David Kross hat das Liebesabitur mit Kate Winslet bravourös bestanden. Schließlich haben die ältere Frau und der Junge im Film nicht viel mehr als die Sprache der Körper. Und die der Bücher natürlich. Er gibt die Anerkennung gleich weiter: „Stephen war eine ganz große Hilfe. Wir haben lange zu dritt geredet. Wir mussten“ – Viertellächeln aus den Mundwinkeln – „auch nichts improvisieren. Stephen wusste genau, was er wollte.“ Wir reden noch ein wenig über Technik und Sexualität, und darüber, in wieweit sich das eine ins andere auflösen lässt. Kross‘ Mutter hat den Film auch schon gesehen. Er hat ihr gut gefallen.

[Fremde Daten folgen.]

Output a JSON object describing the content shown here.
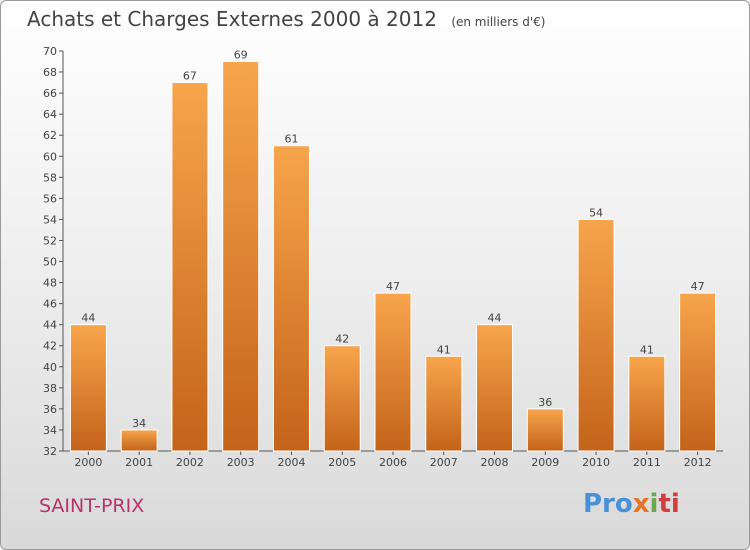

„Und Englisch sprechen Sie jetzt bestimmt viel besser als Ihre früheren Mitschüler! Die üben nicht mit Kate Winslet und Ralph Fiennes. Und wie Sie Horaz in Latein und Homer auf Griechisch gelesen haben. Absolute Oberstufe!“

„Ich weiß nicht. Ich spreche mittlerweile mehr Kambodschanisch. Kambodschanisches Englisch. Bei der Premiere in New York musste ich den Reportern die geschichtliche Thematik des ‚Vorlesers‘ erklären. Es klang sehr kambodschanisch.“

Er hat gerade seinen neuen Detlev-Buck-Film abgedreht. Der spielt vor allem in Kambodscha und ist wieder eine Liebesgeschichte. David Kross beeindruckt nicht zuletzt durch die Art, wie er sich ohrfeigen lässt. Jenny Elvers und Kate Winslet haben das bereits getan. Nun also eine Kambodschanerin.